Quelle: Michael Kappeler

Athen. Griechenland hat in Kooperation mit der europäischen Grenzschutzagentur Frontex seit Mittwoch insgesamt 71 Migranten in die Türkei zurückgeschickt. 22 Migranten wurden am Freitag von der Insel Lesbos im Osten der Ägäis zum türkischen Hafen Dikili gebracht.

Am Vortag und am Mittwoch waren 49 Migranten von den Inseln Kos und Chios in die Türkei zurückgeschickt worden, wie die Polizei mitteilte. Die Abschiebungen erfolgen im Rahmen des Flüchtlingspakts zwischen der EU und der Türkei.

Das Abkommen sieht vor, dass alle illegal in Griechenland eingereisten Schutzsuchenden in die Türkei abgeschoben werden. Ausgenommen sind Asylbewerber, die nachweisen können, dass sie in der Türkei verfolgt werden. Für jeden zurückgeschickten syrischen Flüchtling darf seit dem 4. April vergangenen Jahres ein anderer Syrer aus der Türkei legal und direkt in die EU einreisen.

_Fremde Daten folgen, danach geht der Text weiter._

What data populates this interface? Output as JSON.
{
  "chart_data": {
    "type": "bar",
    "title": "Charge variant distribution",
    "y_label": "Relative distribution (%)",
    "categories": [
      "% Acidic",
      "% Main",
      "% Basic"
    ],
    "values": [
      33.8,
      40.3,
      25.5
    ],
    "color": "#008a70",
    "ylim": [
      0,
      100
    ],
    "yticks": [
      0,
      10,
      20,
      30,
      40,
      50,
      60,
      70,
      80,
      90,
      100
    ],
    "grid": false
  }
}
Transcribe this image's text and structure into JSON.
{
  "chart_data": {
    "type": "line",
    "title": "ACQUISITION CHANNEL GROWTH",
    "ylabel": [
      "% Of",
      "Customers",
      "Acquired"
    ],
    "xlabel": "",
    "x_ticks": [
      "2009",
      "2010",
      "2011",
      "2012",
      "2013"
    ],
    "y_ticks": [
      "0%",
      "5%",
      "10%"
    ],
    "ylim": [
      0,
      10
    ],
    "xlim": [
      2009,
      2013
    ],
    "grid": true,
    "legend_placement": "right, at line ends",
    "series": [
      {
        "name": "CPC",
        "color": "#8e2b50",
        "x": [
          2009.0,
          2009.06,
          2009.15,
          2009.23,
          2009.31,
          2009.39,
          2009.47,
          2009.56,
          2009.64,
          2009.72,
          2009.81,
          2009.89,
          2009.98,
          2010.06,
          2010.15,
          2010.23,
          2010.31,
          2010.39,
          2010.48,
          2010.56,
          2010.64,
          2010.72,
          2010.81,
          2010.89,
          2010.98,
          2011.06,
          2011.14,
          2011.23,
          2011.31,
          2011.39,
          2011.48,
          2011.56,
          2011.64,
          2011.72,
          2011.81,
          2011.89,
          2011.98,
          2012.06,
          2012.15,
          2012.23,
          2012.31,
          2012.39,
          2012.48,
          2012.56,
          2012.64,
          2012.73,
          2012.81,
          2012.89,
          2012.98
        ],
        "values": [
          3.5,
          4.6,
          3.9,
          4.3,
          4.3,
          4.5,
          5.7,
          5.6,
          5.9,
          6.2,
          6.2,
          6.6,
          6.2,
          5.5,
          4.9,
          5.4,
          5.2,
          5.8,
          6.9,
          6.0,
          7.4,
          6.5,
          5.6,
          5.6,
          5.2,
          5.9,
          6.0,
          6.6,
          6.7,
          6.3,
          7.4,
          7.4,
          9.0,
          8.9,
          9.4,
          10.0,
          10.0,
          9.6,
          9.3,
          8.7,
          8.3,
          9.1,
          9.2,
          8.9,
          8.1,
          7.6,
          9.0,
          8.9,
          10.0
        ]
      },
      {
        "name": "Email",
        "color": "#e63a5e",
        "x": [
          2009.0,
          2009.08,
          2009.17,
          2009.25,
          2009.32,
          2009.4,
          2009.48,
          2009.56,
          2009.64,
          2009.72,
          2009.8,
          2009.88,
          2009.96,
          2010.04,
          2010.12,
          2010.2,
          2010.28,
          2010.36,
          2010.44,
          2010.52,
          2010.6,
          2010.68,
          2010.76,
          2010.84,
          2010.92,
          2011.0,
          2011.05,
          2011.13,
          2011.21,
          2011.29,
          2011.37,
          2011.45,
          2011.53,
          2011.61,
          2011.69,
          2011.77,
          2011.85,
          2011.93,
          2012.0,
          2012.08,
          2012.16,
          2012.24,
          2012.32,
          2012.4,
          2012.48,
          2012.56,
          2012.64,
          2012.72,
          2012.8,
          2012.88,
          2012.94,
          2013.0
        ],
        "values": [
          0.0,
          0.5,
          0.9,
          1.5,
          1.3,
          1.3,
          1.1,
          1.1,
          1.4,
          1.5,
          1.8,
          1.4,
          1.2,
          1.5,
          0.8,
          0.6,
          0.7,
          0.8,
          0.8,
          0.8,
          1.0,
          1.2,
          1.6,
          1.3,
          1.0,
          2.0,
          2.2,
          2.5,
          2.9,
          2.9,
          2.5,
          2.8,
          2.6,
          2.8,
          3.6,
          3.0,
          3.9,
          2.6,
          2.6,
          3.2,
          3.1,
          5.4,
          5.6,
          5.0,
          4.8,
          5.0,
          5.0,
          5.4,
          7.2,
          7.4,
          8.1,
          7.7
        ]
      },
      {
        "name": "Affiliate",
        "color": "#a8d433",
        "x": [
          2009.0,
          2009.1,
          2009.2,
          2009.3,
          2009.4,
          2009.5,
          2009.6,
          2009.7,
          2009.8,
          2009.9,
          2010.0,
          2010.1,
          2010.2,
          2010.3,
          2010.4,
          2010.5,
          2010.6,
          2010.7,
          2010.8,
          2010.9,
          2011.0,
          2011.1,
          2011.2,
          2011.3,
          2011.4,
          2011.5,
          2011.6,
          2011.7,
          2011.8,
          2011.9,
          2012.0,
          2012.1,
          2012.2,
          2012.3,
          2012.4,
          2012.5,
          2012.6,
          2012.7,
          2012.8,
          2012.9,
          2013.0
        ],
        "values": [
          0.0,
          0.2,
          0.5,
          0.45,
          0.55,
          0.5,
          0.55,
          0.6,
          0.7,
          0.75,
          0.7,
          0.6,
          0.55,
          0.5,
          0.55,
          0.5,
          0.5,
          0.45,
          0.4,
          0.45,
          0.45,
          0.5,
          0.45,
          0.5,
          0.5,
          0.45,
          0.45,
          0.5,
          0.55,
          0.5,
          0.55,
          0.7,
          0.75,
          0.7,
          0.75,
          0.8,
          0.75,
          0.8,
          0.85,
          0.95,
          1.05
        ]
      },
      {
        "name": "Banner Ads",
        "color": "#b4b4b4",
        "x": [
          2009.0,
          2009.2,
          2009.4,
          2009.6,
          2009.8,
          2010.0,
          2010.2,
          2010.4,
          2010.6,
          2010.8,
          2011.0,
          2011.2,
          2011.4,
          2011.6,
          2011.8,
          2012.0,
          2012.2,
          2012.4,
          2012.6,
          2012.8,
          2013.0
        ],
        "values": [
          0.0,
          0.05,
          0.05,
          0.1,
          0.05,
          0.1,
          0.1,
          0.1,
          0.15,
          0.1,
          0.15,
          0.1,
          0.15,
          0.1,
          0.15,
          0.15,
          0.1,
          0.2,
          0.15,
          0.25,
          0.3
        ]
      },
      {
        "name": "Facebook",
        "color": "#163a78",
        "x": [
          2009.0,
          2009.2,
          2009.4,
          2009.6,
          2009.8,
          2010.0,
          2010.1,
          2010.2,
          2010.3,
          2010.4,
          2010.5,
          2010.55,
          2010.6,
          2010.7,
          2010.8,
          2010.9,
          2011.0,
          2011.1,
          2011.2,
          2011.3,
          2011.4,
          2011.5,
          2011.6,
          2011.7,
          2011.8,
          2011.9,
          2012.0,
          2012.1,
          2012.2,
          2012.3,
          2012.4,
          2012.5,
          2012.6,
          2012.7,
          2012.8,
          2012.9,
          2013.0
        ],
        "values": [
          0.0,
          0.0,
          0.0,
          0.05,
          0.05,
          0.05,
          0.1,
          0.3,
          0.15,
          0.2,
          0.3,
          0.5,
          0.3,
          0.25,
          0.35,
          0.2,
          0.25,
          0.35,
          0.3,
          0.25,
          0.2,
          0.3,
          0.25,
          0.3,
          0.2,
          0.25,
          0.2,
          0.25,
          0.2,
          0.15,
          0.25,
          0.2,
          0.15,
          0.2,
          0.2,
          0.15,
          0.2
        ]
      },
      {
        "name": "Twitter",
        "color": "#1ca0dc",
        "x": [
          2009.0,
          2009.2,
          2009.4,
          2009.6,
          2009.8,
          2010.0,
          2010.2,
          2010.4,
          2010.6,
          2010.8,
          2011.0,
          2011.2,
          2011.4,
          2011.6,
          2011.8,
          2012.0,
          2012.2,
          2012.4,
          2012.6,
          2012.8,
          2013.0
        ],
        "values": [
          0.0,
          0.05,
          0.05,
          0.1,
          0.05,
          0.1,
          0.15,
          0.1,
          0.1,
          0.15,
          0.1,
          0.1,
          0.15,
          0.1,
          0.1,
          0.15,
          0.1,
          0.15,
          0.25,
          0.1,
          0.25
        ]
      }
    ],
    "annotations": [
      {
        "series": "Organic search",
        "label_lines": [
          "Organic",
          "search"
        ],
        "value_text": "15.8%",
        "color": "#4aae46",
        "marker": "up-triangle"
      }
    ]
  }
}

Bislang wurden nach griechischen Polizeiangaben 1165 Menschen auf dieser Grundlage zurück in die Türkei geschickt. Weitere 1196 Menschen sind auf Grund eines bilateralen Rückführungsabkommens Athens mit Ankara in die Türkei zurückgebracht worden. 1088 Migranten wurden im Rahmen eines freiwilligen Rückführungsprogramms in Kooperation mit der Internationalen Organisation für Migration (IOM) direkt aus Griechenland in ihre Herkunftsländer abgeschoben, teilte die Polizei in Athen weiter mit. Auf den Ostägäis-Inseln harren zurzeit knapp 13 900 Migranten und Flüchtlinge aus.